Additionally, the big February 152 call open interest on the SPDR S&P 500 Trust (SPY - 152.11) proved challenging during the course of the week, with the strike being touched several times Tuesday through Friday. In fact, we observed huge liquidation of the purchased calls from Feb. 4 that may have pressured stocks about two hours before the close on Friday, before the SPY rebounded in late-afternoon trading to close around 152.00.

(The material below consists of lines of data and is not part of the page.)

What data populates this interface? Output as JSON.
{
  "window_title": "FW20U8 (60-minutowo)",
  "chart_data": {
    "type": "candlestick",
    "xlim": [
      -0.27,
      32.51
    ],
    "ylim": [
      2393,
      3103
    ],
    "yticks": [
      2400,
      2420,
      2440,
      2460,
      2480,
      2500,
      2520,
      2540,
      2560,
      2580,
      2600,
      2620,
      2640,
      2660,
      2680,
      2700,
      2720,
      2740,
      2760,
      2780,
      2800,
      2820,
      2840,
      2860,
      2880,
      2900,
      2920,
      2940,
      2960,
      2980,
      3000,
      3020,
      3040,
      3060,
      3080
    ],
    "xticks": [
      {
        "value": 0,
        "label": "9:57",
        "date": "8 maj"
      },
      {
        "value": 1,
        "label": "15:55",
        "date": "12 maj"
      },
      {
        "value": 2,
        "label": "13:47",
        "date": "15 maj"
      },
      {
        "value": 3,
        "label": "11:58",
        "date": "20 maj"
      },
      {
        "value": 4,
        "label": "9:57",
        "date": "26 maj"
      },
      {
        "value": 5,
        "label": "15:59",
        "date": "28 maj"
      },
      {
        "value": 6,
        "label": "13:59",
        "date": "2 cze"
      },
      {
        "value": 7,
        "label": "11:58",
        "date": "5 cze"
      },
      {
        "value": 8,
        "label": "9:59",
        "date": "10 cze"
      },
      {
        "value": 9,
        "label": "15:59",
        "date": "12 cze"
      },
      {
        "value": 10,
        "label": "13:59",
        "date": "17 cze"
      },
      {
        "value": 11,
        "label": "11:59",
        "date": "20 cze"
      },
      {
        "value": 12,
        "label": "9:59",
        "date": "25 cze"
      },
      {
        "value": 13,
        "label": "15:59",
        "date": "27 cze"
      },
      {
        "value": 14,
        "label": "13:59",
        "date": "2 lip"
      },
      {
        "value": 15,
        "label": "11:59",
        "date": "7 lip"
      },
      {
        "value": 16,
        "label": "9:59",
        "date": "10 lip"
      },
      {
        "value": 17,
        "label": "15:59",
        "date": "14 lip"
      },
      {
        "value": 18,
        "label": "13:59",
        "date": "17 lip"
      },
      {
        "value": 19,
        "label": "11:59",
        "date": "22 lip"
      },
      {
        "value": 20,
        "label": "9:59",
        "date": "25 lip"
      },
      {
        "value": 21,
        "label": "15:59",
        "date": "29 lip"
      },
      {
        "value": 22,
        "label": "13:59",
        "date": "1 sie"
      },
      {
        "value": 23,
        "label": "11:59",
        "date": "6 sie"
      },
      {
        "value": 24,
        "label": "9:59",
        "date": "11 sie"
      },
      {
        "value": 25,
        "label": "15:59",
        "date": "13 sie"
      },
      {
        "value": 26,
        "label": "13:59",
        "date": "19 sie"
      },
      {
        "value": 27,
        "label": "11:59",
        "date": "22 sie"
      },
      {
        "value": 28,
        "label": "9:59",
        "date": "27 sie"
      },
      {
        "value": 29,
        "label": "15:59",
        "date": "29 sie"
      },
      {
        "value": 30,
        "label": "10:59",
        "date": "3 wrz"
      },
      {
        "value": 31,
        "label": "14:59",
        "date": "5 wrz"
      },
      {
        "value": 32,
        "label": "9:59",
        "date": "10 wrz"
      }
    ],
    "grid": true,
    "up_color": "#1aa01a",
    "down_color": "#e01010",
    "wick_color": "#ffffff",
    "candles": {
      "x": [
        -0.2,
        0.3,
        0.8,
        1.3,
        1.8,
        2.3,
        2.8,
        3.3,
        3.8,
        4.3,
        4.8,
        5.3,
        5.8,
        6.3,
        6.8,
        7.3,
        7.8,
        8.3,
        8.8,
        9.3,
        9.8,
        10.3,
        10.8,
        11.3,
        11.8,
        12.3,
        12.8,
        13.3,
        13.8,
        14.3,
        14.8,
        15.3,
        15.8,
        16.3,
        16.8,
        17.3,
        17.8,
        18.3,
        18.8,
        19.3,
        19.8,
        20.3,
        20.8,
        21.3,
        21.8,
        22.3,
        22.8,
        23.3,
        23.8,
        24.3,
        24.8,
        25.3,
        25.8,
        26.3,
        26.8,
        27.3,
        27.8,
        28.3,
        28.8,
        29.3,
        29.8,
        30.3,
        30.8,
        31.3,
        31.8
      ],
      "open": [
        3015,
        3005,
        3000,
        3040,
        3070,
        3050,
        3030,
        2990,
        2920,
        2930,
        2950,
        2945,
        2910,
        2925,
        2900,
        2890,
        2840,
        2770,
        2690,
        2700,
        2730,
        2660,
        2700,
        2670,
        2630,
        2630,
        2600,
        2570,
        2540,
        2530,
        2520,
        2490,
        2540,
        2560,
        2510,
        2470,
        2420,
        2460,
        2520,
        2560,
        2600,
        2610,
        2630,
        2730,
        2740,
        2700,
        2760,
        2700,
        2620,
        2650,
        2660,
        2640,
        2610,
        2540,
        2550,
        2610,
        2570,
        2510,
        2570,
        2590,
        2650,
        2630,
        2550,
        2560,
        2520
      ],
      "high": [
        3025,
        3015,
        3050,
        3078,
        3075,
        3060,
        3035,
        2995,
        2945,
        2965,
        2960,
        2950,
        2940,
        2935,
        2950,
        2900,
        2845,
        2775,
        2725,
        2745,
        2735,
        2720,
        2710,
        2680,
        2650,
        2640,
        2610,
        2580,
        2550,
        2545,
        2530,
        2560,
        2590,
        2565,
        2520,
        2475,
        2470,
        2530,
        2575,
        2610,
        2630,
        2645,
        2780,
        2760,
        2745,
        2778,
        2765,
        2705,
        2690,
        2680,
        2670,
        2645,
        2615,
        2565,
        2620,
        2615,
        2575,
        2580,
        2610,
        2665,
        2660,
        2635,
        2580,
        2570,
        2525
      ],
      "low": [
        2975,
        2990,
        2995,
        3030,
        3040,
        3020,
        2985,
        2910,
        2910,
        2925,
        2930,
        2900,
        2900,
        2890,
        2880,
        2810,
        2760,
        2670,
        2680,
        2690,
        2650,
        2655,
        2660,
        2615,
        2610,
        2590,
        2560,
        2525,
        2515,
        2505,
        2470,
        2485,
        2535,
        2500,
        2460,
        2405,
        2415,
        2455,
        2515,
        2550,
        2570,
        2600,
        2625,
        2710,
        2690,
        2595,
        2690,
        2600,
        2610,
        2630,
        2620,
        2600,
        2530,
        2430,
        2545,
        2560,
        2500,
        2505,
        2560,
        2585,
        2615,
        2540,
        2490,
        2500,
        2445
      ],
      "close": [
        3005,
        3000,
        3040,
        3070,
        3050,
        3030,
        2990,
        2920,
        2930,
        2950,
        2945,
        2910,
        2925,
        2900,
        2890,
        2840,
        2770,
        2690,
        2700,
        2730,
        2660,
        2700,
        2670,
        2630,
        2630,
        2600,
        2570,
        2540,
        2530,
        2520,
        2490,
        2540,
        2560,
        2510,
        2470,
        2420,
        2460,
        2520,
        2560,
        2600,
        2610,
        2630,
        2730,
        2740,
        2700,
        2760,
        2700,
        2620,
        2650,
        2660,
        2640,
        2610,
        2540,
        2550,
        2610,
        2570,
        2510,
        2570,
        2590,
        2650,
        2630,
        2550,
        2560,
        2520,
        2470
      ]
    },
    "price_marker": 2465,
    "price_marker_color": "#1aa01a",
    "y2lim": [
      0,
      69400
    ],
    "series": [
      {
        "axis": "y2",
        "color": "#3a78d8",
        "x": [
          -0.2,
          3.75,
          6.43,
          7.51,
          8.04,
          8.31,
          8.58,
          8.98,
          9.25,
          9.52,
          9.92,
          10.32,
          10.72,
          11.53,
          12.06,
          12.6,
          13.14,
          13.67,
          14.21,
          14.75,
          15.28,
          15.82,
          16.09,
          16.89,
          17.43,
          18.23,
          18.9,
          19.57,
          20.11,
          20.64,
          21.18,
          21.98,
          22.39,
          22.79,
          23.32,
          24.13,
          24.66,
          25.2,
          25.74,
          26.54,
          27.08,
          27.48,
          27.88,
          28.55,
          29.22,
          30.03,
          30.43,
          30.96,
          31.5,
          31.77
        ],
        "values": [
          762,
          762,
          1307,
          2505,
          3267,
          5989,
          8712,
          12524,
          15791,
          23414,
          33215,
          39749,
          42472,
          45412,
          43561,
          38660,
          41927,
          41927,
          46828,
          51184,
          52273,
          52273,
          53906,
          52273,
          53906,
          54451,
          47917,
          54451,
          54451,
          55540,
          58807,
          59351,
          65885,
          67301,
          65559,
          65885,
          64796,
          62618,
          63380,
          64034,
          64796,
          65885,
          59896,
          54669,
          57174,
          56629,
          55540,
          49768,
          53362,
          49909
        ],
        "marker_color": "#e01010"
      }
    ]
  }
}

 SPY - February Expiration Week

 VIX Expiration Week Call Volume

In the upcoming holiday-shortened week, minutes of the Federal Open Market Committee's (FOMC) January meeting will be released on Wednesday, and investors will likely be looking for hints that quantitative easing efforts are about to end. Tuesday morning's action -- and, in fact, the next couple of weeks -- could be influenced by a build in index and exchange-traded fund (ETF) put options and VIX call options, as the protection trade that has been prominent throughout the rally continues.

In fact, with the VIX hitting another multi-year low on Friday, call options will likely be in high demand. Volatility, as measured by the VIX, may creep higher into the beginning of March, as automatic spending cuts are due to kick in on March 1 and an intense focus on Washington, D.C., may again predominate as we get closer to this date. Additionally, the financial sector will be a point of focus at the beginning of March, with stress tests and government decisions on banks' capital plans due to be released.

Short covering continues to be supportive of the current advance, with any market "setbacks" this year being characterized as very mild or simply sideways movement, or contained to those heavily invested in assets such as gold and bonds. If short interest on SPX component stocks eventually reaches 2012 lows, one could argue that we are only at the mid-point of the short-covering rally. One positive, from a contrarian perspective, is that some sentiment indicators have turned less optimistic during the current consolidation phase. But any perceived negative news out of Washington, D.C., in the coming weeks could once again embolden the shorts and reverse the current covering trend.

 SPX Stocks with Total Short Interest

A combination of looming spending cuts, Dow 14,000, the SPX trading around its 2000 highs, and the "we have come too far, too fast" mentality has some thinking that we're due for a correction of about 5%. But as we discussed in prior weeks, if we repeat the first quarters of 2011 and 2012, this rally could have more gas left in the tank -- and this theory is reinforced by the idea that short interest, at present, is about where it stood last year. For now, we are playing the current momentum in the market, and focusing on uncommon moving averages -- such as the 15-day and 30-day trendlines -- as signposts that could reveal whether momentum is apt to continue or slow down.

 Daily Chart of SPX since January 2012 With 15-Day and 30-Day Moving Averages

Our favorite sectors include Internet-related names and homebuilders, while we would avoid gold and gold-mining stocks.